A mais nova das tres, formosa a mais não ser, disse suspirando:
«As minhas aspirações são mais altas. Só me contentava casando com o rei a quem havia de dar tres filhos lindos como o sol e com cabellos de oiro e dentes de prata».
O rei, de regresso ao palacio, fez chamar as tres irmãs, e satisfez as aspirações de todas ellas, realisando-se em poucos dias os tres casamentos.
As irmãs mais velhas, ao verem a fortuna e felicidade da mais nova, encheram-se de inveja e juraram desde logo a sua perda.
Um anno depois a rainha tinha um filho.

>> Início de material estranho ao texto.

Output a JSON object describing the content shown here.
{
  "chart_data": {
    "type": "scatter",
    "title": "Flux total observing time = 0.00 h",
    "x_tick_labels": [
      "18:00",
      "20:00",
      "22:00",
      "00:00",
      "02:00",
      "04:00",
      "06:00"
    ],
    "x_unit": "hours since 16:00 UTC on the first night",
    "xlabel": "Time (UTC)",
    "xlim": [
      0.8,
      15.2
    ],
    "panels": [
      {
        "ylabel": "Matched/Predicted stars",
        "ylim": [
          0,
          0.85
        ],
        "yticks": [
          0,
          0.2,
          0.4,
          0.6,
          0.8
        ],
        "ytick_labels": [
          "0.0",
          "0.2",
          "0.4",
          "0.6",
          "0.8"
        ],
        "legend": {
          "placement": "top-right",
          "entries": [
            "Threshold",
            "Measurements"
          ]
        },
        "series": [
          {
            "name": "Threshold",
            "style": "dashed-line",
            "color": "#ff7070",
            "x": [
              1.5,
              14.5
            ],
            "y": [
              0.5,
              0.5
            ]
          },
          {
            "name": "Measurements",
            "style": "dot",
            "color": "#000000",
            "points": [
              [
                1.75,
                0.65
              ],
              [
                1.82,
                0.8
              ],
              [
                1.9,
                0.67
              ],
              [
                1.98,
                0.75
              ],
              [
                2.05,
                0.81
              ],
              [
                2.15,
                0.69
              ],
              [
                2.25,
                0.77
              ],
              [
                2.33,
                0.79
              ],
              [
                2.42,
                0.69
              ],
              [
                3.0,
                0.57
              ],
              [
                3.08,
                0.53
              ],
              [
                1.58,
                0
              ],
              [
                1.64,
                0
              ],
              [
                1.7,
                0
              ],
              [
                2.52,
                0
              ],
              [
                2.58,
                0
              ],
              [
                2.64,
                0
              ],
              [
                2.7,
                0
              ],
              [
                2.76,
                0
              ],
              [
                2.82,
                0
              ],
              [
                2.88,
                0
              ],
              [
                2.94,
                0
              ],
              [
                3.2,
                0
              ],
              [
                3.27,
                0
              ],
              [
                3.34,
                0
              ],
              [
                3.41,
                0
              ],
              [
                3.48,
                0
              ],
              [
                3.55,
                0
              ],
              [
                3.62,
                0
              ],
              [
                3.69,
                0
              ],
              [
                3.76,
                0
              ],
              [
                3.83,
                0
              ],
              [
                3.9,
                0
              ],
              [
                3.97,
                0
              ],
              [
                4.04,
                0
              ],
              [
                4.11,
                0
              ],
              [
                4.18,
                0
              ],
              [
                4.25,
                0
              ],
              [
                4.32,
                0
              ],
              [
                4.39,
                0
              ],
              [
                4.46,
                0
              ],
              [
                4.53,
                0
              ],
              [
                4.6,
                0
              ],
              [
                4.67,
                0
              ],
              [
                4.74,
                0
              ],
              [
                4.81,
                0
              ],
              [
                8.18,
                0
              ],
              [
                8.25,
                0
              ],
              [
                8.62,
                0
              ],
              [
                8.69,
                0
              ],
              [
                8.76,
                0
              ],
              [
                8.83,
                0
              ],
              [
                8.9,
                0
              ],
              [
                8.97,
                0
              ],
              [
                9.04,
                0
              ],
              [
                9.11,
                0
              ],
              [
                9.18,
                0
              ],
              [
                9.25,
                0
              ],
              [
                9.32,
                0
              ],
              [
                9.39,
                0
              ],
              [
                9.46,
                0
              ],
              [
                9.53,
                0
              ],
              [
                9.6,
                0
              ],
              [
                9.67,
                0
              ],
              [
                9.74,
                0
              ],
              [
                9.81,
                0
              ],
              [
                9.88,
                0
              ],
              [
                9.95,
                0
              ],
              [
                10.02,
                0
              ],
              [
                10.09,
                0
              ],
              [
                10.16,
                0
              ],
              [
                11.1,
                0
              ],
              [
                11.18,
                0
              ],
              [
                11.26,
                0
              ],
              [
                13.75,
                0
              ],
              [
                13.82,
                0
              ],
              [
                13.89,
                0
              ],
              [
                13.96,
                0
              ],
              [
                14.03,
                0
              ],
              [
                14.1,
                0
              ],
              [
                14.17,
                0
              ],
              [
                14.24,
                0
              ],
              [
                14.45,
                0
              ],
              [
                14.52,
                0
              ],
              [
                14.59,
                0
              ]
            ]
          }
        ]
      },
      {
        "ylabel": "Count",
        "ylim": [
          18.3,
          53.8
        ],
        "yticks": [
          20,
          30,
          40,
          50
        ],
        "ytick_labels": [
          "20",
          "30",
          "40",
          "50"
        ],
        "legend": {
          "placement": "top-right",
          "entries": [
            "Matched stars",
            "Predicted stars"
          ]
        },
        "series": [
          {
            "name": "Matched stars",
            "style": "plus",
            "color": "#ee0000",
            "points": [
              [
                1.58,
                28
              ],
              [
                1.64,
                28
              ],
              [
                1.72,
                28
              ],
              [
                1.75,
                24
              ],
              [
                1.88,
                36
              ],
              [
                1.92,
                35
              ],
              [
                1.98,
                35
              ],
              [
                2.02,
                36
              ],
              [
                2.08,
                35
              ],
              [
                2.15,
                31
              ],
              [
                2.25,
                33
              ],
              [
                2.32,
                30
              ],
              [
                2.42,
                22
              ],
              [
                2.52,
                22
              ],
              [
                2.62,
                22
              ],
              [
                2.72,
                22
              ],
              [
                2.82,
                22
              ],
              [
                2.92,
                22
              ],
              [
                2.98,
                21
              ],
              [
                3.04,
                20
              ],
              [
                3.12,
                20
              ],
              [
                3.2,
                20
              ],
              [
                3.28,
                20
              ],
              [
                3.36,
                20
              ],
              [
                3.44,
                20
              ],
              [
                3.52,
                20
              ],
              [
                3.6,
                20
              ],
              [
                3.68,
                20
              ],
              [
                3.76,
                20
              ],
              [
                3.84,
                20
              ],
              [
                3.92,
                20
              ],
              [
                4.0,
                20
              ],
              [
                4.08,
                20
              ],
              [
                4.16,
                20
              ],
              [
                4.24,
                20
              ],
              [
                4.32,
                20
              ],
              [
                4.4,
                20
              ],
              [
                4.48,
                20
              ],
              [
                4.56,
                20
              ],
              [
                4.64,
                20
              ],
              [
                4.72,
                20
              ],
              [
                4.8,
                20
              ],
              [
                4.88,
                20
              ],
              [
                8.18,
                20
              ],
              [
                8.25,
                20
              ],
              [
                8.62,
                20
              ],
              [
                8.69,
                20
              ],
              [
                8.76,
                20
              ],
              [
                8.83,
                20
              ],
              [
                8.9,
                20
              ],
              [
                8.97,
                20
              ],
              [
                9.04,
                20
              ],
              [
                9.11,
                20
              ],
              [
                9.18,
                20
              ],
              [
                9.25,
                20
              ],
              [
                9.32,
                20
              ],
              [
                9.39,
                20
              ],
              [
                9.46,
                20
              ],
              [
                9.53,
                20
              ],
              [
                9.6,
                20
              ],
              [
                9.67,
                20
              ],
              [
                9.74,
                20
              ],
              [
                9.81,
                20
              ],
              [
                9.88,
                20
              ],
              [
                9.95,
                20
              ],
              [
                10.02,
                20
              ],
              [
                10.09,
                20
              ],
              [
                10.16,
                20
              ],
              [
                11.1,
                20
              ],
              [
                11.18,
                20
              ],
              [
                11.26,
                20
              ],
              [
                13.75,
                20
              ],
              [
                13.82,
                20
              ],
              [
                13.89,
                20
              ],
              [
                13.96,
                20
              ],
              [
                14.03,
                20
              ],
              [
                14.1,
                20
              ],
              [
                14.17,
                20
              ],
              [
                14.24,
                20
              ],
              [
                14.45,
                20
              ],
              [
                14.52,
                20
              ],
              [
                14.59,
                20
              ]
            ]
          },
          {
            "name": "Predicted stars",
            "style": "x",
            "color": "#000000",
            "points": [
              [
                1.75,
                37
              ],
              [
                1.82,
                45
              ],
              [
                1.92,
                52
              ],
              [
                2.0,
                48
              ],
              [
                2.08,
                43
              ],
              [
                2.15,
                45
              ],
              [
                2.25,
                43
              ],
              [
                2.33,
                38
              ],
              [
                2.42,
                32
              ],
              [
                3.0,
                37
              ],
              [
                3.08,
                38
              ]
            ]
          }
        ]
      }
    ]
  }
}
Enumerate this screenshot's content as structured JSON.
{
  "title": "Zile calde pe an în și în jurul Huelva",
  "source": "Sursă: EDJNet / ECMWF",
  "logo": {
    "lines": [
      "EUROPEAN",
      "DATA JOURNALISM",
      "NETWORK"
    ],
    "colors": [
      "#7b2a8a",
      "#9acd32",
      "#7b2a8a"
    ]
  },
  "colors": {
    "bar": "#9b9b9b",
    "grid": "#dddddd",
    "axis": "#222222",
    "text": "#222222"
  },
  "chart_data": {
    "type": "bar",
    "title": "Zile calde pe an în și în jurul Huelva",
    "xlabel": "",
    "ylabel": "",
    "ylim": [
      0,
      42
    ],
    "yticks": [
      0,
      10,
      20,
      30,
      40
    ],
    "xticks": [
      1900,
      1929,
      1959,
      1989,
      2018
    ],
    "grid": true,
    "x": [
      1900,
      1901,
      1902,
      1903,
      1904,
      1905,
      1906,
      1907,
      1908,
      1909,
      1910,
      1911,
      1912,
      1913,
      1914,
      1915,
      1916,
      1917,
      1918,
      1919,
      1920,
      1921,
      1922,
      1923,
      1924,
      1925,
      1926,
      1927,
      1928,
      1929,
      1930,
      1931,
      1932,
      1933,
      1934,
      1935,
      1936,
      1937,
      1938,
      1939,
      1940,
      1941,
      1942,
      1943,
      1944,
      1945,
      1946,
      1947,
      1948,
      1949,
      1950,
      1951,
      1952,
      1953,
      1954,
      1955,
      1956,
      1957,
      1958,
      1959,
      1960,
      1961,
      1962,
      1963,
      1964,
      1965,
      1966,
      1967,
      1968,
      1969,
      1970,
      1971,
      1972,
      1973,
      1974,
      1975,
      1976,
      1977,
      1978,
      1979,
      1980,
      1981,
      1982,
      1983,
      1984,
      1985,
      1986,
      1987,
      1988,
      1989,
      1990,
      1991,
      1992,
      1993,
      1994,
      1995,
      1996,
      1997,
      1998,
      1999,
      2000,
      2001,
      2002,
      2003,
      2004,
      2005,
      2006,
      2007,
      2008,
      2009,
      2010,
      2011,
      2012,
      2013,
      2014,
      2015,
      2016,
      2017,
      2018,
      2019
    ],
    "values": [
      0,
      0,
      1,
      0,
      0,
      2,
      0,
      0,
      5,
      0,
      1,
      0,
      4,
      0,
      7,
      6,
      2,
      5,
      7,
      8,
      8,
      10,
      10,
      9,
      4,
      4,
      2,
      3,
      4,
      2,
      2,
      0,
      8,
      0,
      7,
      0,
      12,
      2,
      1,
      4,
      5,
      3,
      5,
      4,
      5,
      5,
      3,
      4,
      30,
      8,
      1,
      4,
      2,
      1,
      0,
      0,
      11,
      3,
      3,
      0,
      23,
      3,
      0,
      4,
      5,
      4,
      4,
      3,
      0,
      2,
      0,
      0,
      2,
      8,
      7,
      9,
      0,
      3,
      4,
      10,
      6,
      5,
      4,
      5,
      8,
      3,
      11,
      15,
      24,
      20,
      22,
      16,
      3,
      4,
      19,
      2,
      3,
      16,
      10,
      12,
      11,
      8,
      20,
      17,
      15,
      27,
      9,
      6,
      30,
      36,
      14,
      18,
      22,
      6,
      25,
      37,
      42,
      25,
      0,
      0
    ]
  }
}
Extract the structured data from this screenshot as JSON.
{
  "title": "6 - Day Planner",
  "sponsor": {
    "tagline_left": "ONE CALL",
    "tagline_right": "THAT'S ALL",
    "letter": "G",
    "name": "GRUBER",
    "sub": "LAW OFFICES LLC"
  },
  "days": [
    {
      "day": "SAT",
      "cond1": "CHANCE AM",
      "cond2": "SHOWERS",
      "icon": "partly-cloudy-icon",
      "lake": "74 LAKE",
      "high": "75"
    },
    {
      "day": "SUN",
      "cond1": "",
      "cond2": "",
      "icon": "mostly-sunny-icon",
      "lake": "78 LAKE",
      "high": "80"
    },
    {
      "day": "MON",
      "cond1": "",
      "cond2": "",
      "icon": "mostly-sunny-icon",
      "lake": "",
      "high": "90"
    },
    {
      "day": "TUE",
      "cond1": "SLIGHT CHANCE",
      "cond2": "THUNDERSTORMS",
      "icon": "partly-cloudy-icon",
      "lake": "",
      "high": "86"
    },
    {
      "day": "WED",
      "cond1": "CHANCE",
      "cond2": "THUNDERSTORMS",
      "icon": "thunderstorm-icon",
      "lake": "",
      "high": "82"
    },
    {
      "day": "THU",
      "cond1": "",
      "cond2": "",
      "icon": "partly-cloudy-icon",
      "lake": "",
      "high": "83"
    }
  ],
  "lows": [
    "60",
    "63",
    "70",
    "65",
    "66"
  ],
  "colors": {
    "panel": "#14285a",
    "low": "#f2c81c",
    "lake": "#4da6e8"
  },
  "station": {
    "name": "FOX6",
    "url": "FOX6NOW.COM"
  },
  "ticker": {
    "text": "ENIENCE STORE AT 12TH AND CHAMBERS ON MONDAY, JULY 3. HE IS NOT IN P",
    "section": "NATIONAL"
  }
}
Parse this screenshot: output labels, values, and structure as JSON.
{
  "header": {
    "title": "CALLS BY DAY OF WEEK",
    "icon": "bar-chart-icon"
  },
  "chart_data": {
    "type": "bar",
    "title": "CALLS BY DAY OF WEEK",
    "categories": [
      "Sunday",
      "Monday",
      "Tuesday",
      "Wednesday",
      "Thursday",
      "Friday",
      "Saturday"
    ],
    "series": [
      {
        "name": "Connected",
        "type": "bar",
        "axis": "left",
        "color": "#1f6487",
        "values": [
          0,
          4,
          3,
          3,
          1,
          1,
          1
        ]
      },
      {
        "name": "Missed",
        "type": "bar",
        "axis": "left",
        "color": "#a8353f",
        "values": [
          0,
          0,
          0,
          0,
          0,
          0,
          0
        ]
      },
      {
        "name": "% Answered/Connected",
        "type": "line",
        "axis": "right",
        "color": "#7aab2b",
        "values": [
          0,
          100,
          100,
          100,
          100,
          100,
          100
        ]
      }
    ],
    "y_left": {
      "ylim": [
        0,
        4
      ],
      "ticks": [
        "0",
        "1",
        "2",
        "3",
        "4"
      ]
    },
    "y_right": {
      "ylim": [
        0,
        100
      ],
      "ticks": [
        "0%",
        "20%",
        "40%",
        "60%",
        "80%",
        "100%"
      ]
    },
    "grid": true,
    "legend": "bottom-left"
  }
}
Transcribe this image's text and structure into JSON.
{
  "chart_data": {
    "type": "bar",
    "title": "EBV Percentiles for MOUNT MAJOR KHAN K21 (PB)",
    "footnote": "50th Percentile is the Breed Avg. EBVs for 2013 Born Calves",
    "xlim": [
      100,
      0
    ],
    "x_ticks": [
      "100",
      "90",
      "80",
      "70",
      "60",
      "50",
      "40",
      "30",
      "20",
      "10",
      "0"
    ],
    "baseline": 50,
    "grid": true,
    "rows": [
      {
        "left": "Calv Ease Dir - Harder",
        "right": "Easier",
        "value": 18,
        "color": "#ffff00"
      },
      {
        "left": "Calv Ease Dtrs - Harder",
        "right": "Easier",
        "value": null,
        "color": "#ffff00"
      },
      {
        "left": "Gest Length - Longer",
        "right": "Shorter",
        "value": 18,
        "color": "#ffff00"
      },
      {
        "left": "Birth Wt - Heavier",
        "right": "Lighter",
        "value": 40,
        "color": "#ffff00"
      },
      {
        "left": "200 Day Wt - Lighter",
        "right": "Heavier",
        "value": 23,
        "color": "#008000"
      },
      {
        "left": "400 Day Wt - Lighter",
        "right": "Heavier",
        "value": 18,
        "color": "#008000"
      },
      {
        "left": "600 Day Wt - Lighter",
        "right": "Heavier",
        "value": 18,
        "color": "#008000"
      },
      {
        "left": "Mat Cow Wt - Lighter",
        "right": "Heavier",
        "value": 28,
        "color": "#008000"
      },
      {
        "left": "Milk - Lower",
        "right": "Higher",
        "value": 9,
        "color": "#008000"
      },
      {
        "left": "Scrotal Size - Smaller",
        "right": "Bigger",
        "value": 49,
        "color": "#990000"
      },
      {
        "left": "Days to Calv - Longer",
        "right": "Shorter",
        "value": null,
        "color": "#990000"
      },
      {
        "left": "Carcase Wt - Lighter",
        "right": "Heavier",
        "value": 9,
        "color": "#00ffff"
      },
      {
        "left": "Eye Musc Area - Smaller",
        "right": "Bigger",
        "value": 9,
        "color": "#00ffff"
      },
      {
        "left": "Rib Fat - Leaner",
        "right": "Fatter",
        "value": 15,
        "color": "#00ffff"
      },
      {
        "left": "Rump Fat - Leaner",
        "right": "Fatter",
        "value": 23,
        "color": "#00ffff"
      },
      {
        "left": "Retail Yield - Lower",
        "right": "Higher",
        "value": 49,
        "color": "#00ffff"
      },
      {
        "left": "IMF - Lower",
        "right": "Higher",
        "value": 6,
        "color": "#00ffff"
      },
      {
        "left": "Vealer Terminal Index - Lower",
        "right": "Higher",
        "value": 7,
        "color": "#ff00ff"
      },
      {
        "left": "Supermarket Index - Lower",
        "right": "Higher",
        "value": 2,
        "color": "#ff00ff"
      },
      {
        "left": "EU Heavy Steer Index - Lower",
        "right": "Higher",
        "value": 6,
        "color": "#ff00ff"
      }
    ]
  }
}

Era uma soberba creança de cabellos do mais puro ouro e dentes de uma alvura deslumbrante. As irmãs, esconderam porém a creança e fizeram crêr ao rei que o que nascera fôra um gato morto.
No segundo anno de casada a rainha teve novo filho, tão seductor como o primeiro.
As irmãs disseram ao rei que o que ella dera á luz fôra apenas um informe pedaço de pau.
No terceiro anno nasceu terceiro rapaz, lindo como os amores, porém as irmãs capacitaram o rei de que fôra uma serpente o que a irmã tivera.
O rei furioso, com a cabeça perdida, fez encerrar a esposa em medonha prisão a regimen de pão e agua.